July 21, 09

NEWS / Doctor and Two Former Hospital Employees Plead Guilty to HIPAA Violations

LITTLE ROCK, AR—Jane W. Duke, United States Attorney for the Eastern District of Arkansas, along with Thomas J. Browne, Special-Agent-in-Charge of the Little Rock Division of the Federal Bureau of Investigation, announced today the guilty pleas of Dr. Jay Holland, age 56, of Little Rock, Arkansas; Sarah Elizabeth Miller, age 28, of England, Arkansas; and Candida Griffin, age 34 of Little Rock, Arkansas. Each pled to a misdemeanor violation of the health information privacy provisions of the Health Insurance Portability and Accountability Act (HIPAA) based on their accessing a patient’s record without any legitimate purpose. The pleas were accepted by United States Magistrate Judge Henry L. Jones, Jr.

Dr. Holland, Medical Director of Select Specialty Hospital, located on the 6th floor of the St. Vincent Infirmary Medical Center (SVIMC), admitted that after watching news reports on television, he logged on to the SVIMC patient records from his computer at home and accessed a patient’s files to determine if the news reports were accurate. He stated he then logged off the computer admitting that it was inappropriate for him to be looking at the file. He admitted he accessed the file because he was curious. Dr. Holland stated that he had had HIPAA training and that he understood he was violating HIPAA when he accessed the file. SVIMC suspended Dr. Holland’s privileges for two weeks and required him to complete on-line HIPAA training.

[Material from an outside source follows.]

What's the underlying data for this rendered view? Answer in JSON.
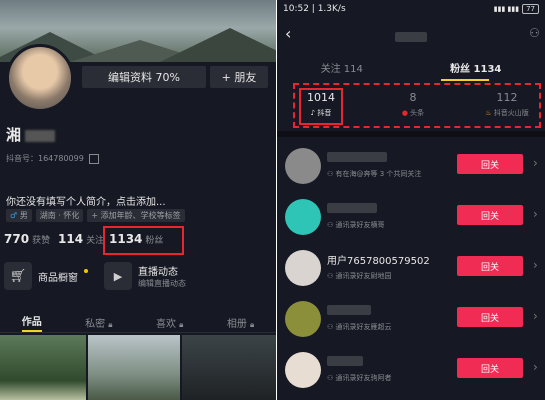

Sarah Elizabeth Miller, formerly an account representative at SVIMC, Sherwood Campus, was responsible for checking patients in and out of the clinic and for processing patient billing. In order to perform her duties, she had access to the SVIMC patient records program which includes all locations, not just that of the Sherwood clinic. Miller admitted that on October 20 and 21, 2008, she accessed a patient’s files approximately 12 times out of curiosity. She admitted that she accessed the records without any legitimate purpose. Records show that Miller was trained on HIPAA privacy laws by SVIMC. SVIMC fired Miller from her position.

Candida Griffin was the emergency room unit coordinator at SVIMC. Her responsibilities were secretarial in nature—ordering patient tests and data entry into electronic patient files for patients in the emergency room. Griffin admitted that on October 20, 2008, she was told by the charge nurse to set-up an alias for a particular patient admitted to the emergency room. On October 21, 2008, after the patient had been moved to ICU, Griffin admitted that she became curious about the patient’s status and accessed the medical chart to find out if the patient was still living. Griffin did not inform anyone about accessing the chart however, hospital records show that the patient’s records were accessed three times that day by Ms. Griffin. SVIMC records show that Griffin was trained on HIPAA privacy laws. SVIMC fired Griffin from her position.

Pursuant to plea agreements with the United States, Holland, Miller and Griffin pleaded guilty to a misdemeanor a violation of the health information privacy provisions of the Health Insurance Portability and Accountability Act (“HIPAA”) based on their accessing a patient’s record without any legitimate purpose. Each faces a maximum penalty of one year imprisonment, a fine of not more than $50,000, or both. A sentencing date has not yet been set, but it is anticipated to be within the next 45-60 days.

“The HIPAA privacy protections are real, and we hope that through vigorous enforcement of HIPAA’s right-to-privacy protections and swift prosecution of those who violate HIPAA, we can deter those in the medical industry who have access to protected health information from searching others’ medical records merely to satisfy their own curiosity,” stated Duke.

To report a HIPAA violation, follow the instructions at the US Department of Health and Human Services Office for Civil Rights website: www.hhs.gov/ocr/privacyhowtofile.htm or call 214-767-4056, the regional office with oversight over violations occurring in Arkansas.

This case was investigated by the Little Rock Division of the Federal Bureau of Investigation and was prosecuted by Assistant U.S. Attorney Laura G. Hoey.